[plt-scheme] Re: Why compare identifiers using phase zero?
At 01 May 2004 15:20:32 -0500, Jim Blandy wrote:
> In your "Composable and compilable macros" paper, the definition of
> "resolve" in figure 3 decides when a 'subst' applies to the identifier
> in hand by comparing the marks and the resolved identifiers, as in the
> usual Dybvig / Hieb fashion.
>
> For comparing the resolved identifiers, however, it recurs on resolve
> in phase zero, not phase p. The effect is to only recognize 'reqd'
> annotations for local definitions and 'require' imports. I'm not sure
> I understand why this is right.
The choice of phase is arbitrary --- 99 or `p' would have worked as
well as 0. (I used 0 instead of `p' to help clarify that the choice is
arbitrary. Maybe 99 would have been better. :)

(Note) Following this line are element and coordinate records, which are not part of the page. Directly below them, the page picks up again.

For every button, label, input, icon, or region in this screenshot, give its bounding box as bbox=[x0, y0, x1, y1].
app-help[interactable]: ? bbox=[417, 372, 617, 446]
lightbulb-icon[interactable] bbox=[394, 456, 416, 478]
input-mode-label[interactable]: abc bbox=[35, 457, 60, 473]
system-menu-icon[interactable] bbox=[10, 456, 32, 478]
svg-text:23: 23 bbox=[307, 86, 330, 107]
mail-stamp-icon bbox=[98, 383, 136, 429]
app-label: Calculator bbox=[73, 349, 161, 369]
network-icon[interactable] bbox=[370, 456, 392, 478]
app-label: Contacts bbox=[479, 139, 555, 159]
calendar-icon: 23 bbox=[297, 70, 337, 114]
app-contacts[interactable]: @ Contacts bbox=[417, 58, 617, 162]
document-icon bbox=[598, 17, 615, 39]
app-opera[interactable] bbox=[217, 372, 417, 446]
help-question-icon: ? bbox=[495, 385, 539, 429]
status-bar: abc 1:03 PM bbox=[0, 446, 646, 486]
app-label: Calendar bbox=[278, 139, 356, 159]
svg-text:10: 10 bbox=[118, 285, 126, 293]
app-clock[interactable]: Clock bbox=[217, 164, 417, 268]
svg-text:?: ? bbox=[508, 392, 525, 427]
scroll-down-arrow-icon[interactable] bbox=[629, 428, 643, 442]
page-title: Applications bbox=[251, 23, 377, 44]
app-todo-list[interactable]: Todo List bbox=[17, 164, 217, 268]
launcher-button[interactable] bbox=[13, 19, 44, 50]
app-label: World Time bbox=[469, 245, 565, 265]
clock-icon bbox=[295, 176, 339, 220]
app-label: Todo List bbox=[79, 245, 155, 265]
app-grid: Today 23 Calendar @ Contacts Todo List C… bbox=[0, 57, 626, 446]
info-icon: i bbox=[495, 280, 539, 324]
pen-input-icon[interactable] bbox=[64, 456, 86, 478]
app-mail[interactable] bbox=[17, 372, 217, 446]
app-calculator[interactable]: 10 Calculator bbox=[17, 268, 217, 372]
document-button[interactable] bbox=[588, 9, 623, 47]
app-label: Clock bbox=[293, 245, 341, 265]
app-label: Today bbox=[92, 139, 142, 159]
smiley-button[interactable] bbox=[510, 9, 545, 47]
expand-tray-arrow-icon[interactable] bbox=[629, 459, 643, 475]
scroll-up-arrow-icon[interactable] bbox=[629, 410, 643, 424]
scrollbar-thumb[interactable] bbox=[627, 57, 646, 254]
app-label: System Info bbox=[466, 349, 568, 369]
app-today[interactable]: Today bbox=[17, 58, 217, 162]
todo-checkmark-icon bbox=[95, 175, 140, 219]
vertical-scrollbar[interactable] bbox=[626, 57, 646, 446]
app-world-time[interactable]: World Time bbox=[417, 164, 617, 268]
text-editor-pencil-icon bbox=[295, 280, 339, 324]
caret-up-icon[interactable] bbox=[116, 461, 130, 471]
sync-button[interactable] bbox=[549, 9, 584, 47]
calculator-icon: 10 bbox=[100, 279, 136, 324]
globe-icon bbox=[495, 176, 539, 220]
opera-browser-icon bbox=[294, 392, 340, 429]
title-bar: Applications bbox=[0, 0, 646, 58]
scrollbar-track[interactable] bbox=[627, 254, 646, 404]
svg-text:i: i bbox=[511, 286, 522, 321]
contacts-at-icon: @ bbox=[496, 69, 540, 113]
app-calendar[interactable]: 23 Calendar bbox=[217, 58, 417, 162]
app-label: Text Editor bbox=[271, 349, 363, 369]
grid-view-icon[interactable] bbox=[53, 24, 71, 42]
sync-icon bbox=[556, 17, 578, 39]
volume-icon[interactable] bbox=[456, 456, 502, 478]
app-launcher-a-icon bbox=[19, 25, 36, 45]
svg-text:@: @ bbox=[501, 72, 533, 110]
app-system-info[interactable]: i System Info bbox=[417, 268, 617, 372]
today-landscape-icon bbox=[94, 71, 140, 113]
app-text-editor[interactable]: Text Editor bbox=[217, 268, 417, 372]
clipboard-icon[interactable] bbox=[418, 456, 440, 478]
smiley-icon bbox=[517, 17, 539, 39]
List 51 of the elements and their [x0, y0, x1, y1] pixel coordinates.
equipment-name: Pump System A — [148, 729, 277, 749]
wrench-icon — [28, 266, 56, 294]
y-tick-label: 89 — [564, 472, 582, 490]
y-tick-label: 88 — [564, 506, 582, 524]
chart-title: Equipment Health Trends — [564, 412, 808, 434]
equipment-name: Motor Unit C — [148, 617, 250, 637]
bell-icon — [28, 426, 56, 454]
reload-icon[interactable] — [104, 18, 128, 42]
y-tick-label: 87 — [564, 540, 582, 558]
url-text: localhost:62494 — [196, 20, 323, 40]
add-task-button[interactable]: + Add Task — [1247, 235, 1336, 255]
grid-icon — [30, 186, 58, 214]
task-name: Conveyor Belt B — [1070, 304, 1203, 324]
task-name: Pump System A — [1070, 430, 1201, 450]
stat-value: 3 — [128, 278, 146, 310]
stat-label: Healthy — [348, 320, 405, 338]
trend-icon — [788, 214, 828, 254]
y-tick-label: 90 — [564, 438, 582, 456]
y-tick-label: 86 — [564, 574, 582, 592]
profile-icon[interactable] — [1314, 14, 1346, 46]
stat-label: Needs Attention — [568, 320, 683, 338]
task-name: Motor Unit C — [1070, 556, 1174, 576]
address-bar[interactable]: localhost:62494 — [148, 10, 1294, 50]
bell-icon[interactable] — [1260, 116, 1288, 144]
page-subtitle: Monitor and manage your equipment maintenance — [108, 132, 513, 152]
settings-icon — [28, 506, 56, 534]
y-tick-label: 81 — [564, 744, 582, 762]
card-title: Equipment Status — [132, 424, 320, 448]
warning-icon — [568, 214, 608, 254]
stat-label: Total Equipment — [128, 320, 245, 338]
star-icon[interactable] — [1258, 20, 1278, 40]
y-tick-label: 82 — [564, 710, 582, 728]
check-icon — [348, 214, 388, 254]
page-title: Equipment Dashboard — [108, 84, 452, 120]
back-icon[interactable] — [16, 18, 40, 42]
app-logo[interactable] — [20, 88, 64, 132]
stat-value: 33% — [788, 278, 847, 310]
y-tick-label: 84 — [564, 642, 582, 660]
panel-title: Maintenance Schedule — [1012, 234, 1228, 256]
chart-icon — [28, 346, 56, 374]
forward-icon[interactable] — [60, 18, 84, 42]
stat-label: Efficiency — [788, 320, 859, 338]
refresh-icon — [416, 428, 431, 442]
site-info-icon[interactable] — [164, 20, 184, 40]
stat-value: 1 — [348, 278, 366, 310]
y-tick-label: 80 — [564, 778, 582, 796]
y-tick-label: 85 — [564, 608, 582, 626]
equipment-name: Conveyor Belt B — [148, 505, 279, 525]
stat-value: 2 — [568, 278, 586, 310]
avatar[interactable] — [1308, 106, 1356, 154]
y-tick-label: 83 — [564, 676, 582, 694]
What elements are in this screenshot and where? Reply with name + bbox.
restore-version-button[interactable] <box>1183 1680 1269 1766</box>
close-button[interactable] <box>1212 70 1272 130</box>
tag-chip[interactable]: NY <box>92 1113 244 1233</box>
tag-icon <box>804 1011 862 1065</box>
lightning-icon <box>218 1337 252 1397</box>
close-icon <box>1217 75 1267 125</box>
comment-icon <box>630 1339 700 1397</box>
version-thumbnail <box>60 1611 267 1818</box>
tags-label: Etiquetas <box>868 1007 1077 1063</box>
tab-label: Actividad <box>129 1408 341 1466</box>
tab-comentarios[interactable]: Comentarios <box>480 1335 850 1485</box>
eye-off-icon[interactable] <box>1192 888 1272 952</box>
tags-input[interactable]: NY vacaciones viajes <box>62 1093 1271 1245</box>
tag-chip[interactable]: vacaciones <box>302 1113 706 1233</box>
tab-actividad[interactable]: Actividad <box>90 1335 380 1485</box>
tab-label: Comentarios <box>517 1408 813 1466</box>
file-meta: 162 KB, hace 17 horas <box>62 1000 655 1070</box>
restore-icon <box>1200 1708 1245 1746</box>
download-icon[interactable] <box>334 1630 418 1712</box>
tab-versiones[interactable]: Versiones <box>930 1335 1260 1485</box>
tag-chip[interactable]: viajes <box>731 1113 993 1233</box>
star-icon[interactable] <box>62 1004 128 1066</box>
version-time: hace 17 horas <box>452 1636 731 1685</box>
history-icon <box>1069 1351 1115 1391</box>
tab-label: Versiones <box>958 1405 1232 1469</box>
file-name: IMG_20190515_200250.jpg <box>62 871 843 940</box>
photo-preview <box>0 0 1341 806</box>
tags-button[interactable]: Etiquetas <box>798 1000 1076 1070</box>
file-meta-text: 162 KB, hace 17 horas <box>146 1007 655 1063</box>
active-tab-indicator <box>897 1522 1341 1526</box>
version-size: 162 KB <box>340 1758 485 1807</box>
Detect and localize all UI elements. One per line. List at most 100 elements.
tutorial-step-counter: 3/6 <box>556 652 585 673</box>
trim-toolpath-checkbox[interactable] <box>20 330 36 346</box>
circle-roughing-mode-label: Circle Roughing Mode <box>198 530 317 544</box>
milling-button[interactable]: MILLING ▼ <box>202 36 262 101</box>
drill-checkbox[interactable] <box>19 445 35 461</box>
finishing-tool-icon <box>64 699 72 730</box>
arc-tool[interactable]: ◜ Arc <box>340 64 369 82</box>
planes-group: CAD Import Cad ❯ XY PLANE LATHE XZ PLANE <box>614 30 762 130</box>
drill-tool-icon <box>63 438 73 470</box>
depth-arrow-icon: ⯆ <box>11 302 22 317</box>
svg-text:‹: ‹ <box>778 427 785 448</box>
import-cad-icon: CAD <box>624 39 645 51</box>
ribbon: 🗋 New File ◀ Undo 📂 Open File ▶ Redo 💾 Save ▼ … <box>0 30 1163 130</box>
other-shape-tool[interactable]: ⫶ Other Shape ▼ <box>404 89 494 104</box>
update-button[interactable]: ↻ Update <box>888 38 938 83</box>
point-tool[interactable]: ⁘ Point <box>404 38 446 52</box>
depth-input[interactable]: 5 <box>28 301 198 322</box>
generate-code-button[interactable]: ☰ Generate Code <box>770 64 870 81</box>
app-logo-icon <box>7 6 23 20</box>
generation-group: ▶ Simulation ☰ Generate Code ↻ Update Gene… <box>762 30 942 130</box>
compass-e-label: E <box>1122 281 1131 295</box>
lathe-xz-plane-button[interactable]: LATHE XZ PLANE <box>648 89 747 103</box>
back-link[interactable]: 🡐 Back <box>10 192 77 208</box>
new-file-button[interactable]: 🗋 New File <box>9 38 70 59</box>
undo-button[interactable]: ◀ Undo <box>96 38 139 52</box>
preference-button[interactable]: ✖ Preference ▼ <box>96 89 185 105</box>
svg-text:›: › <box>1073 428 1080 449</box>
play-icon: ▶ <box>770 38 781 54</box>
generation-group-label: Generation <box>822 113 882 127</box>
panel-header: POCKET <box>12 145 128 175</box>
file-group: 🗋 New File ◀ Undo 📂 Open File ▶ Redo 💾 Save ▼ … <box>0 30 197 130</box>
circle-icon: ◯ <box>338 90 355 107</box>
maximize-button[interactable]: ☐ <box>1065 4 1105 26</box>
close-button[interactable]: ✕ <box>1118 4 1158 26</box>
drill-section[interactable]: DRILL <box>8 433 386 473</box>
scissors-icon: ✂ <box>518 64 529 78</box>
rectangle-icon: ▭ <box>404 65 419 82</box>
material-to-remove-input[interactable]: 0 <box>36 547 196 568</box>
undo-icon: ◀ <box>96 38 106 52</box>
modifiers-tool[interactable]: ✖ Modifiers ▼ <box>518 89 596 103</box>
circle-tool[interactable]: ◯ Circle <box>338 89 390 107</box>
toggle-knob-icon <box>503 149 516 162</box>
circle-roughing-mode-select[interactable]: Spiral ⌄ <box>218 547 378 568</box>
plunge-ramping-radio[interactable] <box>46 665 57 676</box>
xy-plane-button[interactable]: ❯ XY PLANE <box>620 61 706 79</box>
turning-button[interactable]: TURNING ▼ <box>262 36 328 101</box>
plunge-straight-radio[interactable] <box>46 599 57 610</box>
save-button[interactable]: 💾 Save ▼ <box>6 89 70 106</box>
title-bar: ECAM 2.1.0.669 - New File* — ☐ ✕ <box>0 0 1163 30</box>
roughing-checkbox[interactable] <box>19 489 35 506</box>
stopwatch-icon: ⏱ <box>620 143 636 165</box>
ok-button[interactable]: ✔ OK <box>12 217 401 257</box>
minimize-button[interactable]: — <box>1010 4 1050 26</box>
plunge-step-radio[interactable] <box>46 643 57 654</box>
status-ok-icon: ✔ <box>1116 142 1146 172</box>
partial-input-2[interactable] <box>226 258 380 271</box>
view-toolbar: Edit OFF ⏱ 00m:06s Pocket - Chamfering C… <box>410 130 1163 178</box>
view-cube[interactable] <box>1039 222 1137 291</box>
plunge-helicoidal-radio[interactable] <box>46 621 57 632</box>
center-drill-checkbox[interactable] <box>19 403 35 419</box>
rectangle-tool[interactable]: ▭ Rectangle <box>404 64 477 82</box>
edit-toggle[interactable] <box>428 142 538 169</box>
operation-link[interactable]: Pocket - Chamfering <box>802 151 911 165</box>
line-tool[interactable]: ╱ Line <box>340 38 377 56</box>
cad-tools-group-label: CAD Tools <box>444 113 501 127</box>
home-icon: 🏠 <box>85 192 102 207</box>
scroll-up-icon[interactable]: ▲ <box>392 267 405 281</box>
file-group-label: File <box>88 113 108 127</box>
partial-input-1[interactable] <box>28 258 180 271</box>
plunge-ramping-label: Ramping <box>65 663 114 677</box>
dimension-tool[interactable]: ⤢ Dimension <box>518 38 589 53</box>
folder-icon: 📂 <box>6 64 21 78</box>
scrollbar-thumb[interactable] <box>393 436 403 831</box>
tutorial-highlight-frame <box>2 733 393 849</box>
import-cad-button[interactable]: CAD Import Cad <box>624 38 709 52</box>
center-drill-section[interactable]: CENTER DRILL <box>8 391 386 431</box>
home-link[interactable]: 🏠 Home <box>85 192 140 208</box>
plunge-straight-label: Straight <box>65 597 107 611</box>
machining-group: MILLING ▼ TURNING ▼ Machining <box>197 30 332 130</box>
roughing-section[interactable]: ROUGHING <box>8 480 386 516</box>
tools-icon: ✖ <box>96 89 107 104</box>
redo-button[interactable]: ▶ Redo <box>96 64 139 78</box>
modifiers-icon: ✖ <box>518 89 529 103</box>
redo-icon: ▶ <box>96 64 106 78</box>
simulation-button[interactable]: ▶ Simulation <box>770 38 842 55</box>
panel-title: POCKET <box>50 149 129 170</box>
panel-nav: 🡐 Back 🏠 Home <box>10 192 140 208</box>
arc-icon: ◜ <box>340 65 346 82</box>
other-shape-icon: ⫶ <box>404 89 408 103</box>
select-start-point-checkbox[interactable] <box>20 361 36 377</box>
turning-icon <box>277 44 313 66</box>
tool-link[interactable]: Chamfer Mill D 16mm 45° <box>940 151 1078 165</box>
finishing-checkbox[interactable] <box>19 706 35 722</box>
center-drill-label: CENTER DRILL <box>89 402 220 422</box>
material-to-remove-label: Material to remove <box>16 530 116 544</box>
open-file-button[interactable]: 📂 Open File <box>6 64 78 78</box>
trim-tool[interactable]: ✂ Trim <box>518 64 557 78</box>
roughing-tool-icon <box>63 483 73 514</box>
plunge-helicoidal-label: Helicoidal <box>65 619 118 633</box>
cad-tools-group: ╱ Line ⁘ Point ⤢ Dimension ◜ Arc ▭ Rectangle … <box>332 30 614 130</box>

The phase doesn't matter because there is no binding form that shadows
a specific phase. In particular, `subst' corresponds to bindings that
shadow in all phases.
If a language made lexical variables bind only in a specific phase, or
if `require' and `require-syntax' could be used in internal-definition
positions, then I think that the recursive resolution for `subst' would
need to use phase `p'.
> A separate question, or maybe related:
>
> If I try to compile:
>
> (let-syntax (a (lambda (sa)
> (let-syntax (b (lambda (sb)
> ... body of 'b' macro expander ...))
> ... body of 'a' macro expander ...)))
> ... top-level expression ...)
>
> the expander for 'b' will be evaluated in phase 2. What bindings are
> in scope for that expander?
None.
> There's no way to get 'reqd' annotations with a phase of 2: in the
> description of 'Module Compilation', it only discusses introducing
> 'reqd's with phases 0 or 1.
They can only appear as a result of phase-shifting a module for
`require-for-syntax'.
This means that a literal `let-syntax' in a compile-time position is
never useful. However, a macro might use a macro that was imported with
`require-for-syntax', and the imported macro might usefully expand to
`let-syntax'.
Here's an example:
(define n mzscheme
(require-for-syntax p)
(define-syntax n-macro ... #'(let-syntax ([... ...#'p...]) ...))
...)
(define m mzscheme
(require-for-syntax n)
(define-syntax m-macro ... (n-macro ...) ...)
...)
Expanding `m' leads to a phase-2 binding of `p' in the implementaion of
`m-macro'. (The `let-syntax' and the `p' go away in the complete
expansion, though.)
FWIW, this happens every time you use `syntax-case' in a macro
implementation. The `syntax-case' form expands to a `let-syntax' that
refers to a phase-2 struct constructor.